Are you old enough to remember the fiercely intelligent and progressive punk band Gang of Four in their prime in 1979, when they sang “I’ve found that essence rare, it’s what I’ve looked for/I knew I’d get what I asked for” ? Back then, when I was wildly dancing to this song, I thought the refrain was abstractly philosophical, but amidst lyrics referring to popular culture, consumerism, and politics, it may be that the band was riffing on a contemporary advertising campaign for Houbigant’s Essence Rare perfume, which announced in 1977, with deep portent, “We searched until we found the Essence Rare.” When I started collecting vintage perfumes a few years ago, I began to connect these rather obscure dots of memory and experience and of course I decided that I needed to have a bottle of Essence Rare in my collection.
But there are in fact TWO Essences Rare. The original Essence Rare was a fabled and very expensive Houbigant perfume issued in 1928 and discontinued a decade or so later. This Essence Rare was advertised as “the most precious of perfumes” and presented in sumptuous Baccarat flacons. Whenever I research vintage perfumes, I am always struck by the abundant evidence of the pervasive market reach of early twentieth century perfumery. Grace Hummel, a vintage perfume collector and blogger, has unearthed a 1929 ad by the Lazarus Department Store in downtown Wilkes Barre, Pennsylvania, offering crystal flacons of Essence Rare to its discerning customers, with the largest bottle priced at $125 (that’s about $1,750 today) (https://houbigantperf umes.blogspot.com/2013/05/essence-rare-by-houbigant-c1928.html
Back then, Wilkes Barre was flush with coal mining money and at the peak of its prosperity. I’m fairly certain that you won’t find a similarly costly bottle of perfume selling on Main Street in Wilkes Barre today but, then again, you won’t see children working in its coal mines either. In the early decades of the twentieth century, a time of extreme social inequality and laborious methods of production and distribution, any woman with sufficient wealth and means could get her hands on a bottle of a exotic perfume such as Essence Rare.
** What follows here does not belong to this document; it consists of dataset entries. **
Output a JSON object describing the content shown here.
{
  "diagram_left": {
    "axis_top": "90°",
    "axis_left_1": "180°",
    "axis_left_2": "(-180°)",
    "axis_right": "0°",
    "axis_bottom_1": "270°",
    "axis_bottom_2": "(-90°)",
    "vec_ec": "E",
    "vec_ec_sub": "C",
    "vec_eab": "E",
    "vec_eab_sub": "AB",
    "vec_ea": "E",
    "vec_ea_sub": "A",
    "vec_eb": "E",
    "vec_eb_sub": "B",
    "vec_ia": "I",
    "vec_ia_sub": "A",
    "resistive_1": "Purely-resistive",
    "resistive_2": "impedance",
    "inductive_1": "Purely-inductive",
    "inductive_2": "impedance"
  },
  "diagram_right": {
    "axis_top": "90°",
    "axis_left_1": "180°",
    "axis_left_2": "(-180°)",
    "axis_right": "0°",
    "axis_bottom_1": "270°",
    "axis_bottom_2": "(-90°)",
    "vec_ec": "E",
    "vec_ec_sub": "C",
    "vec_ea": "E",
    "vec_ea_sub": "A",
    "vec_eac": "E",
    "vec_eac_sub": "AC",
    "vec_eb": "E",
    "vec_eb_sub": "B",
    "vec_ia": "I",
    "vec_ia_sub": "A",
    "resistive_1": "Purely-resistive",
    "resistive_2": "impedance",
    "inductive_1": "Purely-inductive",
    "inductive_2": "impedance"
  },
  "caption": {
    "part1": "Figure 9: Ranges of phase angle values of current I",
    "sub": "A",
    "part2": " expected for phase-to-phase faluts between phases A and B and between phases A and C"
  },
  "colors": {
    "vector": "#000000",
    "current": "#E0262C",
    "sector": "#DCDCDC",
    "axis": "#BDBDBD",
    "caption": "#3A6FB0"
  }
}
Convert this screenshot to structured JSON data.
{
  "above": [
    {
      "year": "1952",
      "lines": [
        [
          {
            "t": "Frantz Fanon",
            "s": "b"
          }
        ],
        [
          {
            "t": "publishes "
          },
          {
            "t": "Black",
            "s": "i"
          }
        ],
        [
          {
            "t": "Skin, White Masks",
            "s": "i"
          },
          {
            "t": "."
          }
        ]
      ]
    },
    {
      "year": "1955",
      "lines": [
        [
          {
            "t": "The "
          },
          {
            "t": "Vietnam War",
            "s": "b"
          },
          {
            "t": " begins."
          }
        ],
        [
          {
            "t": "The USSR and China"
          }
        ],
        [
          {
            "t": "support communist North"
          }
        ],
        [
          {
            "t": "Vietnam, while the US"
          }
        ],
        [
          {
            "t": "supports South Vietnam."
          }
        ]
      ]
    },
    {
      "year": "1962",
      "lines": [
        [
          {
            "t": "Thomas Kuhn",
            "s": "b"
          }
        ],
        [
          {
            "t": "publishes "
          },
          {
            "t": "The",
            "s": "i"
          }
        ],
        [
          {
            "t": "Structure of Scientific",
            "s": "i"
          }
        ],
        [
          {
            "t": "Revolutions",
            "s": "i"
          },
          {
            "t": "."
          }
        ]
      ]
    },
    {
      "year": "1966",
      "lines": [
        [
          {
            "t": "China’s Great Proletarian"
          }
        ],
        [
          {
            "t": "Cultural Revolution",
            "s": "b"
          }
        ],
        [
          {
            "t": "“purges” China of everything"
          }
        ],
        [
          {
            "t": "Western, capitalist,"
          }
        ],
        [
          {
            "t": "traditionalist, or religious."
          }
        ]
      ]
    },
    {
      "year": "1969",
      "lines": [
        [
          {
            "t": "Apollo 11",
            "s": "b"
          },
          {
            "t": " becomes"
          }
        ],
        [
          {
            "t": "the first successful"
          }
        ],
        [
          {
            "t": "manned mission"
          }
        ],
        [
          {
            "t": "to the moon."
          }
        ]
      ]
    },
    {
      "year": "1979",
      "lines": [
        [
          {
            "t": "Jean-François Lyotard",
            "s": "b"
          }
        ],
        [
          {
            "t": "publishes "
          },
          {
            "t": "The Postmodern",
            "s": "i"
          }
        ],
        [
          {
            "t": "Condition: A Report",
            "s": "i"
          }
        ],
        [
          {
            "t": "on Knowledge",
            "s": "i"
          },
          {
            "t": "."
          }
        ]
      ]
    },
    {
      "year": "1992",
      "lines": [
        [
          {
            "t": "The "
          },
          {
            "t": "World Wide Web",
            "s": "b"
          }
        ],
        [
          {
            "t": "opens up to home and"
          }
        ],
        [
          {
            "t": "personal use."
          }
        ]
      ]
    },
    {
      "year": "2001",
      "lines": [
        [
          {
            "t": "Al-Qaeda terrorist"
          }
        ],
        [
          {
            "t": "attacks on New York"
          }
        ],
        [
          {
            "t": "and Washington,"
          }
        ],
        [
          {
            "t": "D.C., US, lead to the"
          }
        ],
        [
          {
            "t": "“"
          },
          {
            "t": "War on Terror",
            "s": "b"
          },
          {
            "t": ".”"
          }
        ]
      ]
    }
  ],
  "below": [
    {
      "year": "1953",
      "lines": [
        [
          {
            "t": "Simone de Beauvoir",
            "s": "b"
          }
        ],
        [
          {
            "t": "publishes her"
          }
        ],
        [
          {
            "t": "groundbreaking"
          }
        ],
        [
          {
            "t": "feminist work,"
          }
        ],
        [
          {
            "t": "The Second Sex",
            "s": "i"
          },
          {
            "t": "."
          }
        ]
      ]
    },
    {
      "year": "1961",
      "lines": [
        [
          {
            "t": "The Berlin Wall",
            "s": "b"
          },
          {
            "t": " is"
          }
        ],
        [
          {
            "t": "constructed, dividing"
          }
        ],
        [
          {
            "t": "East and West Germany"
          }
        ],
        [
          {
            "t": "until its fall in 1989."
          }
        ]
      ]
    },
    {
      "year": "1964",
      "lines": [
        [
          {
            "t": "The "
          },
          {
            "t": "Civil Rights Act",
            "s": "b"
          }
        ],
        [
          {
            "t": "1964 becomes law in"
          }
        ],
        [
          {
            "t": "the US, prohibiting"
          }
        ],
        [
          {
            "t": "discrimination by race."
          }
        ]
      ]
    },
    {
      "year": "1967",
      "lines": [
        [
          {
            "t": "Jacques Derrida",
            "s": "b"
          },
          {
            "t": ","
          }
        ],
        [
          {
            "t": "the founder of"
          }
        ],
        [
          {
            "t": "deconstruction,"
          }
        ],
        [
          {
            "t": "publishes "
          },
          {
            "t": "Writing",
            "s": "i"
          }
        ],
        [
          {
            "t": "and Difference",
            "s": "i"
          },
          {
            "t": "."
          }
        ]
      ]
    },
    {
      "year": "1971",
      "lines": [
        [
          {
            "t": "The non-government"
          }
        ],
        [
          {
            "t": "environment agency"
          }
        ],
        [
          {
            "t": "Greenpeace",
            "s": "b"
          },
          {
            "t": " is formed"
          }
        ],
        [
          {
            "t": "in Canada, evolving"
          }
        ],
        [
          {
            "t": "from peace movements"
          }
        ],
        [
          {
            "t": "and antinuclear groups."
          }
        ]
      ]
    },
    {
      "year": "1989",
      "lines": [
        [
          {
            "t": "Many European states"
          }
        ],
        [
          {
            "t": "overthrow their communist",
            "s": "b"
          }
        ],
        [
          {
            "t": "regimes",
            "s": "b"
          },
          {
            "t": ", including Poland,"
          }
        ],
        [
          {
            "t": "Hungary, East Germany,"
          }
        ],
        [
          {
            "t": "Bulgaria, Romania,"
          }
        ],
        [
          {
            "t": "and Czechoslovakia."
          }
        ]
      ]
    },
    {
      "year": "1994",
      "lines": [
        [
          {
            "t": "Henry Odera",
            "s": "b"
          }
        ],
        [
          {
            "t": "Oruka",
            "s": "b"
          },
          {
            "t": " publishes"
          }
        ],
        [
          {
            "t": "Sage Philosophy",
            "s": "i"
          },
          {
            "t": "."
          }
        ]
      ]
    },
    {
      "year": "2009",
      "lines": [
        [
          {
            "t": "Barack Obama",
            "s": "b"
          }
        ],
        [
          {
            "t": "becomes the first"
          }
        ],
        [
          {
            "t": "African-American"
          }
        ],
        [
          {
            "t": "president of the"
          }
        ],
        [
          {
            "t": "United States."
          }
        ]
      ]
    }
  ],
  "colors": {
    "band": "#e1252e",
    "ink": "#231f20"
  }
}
(Advertisement: Houbigant, inc. (1930, May 24). Vogue, 75, 2.
During its second coming, in 1976, Essence Rare could therefore be promoted as a kind of rediscovery of a long lost and rare treasure, through allusion to the older, more exclusive perfume, rather than as a launch of something new. But the 1970’s Essence Rare was more accessible than its predecessor and produced for the mass market. Even so, it was a beautifully made and desirable perfume, especially when compared to our current offerings. My 1970’s parfum flacon is shaped like a textured chunk of wood turned to ice. Manufactured by the French glass company Pochet du Courval, the Essence Rare flacon is a pleasure to hold and to apply and is beautifully suggestive of the scent, which, in its 1976 incarnation, is a cool, dry, herbal aldehydic and woody perfume. Its aldehydes feel astringent and deep, rather than sparkling and light, with lots of fresh saddle soap lather and oakmoss, pre-IFRA restrictions. Within the structure of the perfume’s composition, I perceive some subtle floral notes–mostly LOTV, rose, and carnation–and tiny hints of warmth. Not at all green or leafy, Essence Rare reminds me of autumnal leaves and grasses and other similarly austere perfumes such as vintage Tweed, Cialenga, or Replique. If you love these vintage perfumes, you may want to look for some Essence Rare of your own. Since I have only one Essence Rare, I have no idea if my 1970’s parfum resembles the older Essence Rare: that is a search for another day and I really don’t know if I will ever “get what I ask for.”